In choosing an antidepressant for use during pregnancy, the clinician should attempt to select a medication that has a well-characterized reproductive safety profile. Fluoxetine, with the most extensive literature supporting its reproductive safety, is a first-line choice. There is growing literature on the reproductive safety of the newer SSRIs. Although SSRIs are the antidepressants most commonly used in this setting, there are data that support the use of TCAs.45 While several studies outlined here suggest that there may be a small increase in the risk of certain malformations, it is felt that the absolute risk is low and that treatment is warranted when the risks of depression are thought to outweigh the risks associated with drug exposure.

Recent reports of adverse neonatal events in infants who had been exposed to SSRIs have led to changes in the package labeling of SSRIs, advising physicians to "carefully consider the potential risks and benefits of treatment" in patients and suggesting that clinicians consider tapering or discontinuing SSRIs late in the third trimester before labor and delivery. This approach may not be the most prudent, given that the women who most commonly take antidepressants during pregnancy are those who have histories of severe or recurrent depression and who have not been able to successfully taper their medications. In this situation, discontinuing antidepressant therapy proximate to delivery would probably place them at significant risk for relapse of depression.
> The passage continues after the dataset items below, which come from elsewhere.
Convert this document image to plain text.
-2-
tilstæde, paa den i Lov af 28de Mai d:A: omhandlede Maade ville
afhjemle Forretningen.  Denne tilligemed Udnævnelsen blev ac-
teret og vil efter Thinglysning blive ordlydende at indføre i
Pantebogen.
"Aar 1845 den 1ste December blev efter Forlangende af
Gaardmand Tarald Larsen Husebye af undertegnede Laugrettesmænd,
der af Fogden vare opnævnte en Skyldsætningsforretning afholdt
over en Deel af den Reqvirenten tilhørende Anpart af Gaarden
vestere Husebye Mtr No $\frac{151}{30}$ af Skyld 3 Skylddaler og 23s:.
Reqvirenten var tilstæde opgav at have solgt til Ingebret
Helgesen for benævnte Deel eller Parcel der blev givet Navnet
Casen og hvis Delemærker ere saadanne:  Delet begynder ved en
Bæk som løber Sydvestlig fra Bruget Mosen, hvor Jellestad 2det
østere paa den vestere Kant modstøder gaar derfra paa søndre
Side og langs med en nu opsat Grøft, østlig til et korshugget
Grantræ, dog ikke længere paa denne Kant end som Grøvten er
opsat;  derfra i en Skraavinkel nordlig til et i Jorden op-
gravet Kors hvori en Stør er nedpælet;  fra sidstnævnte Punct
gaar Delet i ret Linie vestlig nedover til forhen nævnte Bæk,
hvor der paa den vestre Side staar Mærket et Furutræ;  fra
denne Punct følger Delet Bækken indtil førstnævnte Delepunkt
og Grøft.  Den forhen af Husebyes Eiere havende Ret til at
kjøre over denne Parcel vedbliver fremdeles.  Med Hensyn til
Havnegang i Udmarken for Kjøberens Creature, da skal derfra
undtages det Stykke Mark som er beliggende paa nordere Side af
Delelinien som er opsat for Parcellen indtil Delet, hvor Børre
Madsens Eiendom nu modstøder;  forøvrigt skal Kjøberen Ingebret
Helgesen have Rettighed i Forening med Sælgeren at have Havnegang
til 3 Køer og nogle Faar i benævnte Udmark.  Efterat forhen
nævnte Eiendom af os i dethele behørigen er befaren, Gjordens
While there may be a risk of neonatal symptoms associated with exposure to SSRIs near the time of delivery, it is important to note that these symptoms are generally mild and short-lived. Furthermore, there are no data to suggest that drug taper before delivery reduces the risk of the symptoms described in the newborn. Therefore, it is recommended that babies born to mothers taking SSRIsbe observed after delivery so that any neonatal symptomscan be recognized early and, if necessary, treated. Currently, affectedinfants are typically treated conservatively and may be admitted to a special care nursery for observation.

In a recent editorial, Michael F. Greene, MD, of the division of maternal and fetal medicine at Massachusetts General Hospital in Boston, noted that these newer-and often conflicting-studies clearly have made it more difficult to make decisions regarding the treatment of depression during pregnancy. He noted further that "patients and physicians alike would prefer it if there were clear lines separating risk and no risk and if all studies gave consistent results pointing in the same direction."26 While these more recent reports have raised concerns, the data, taken as a whole, are reassuring and indicate that the risks associated with SSRI exposure during pregnancy are low.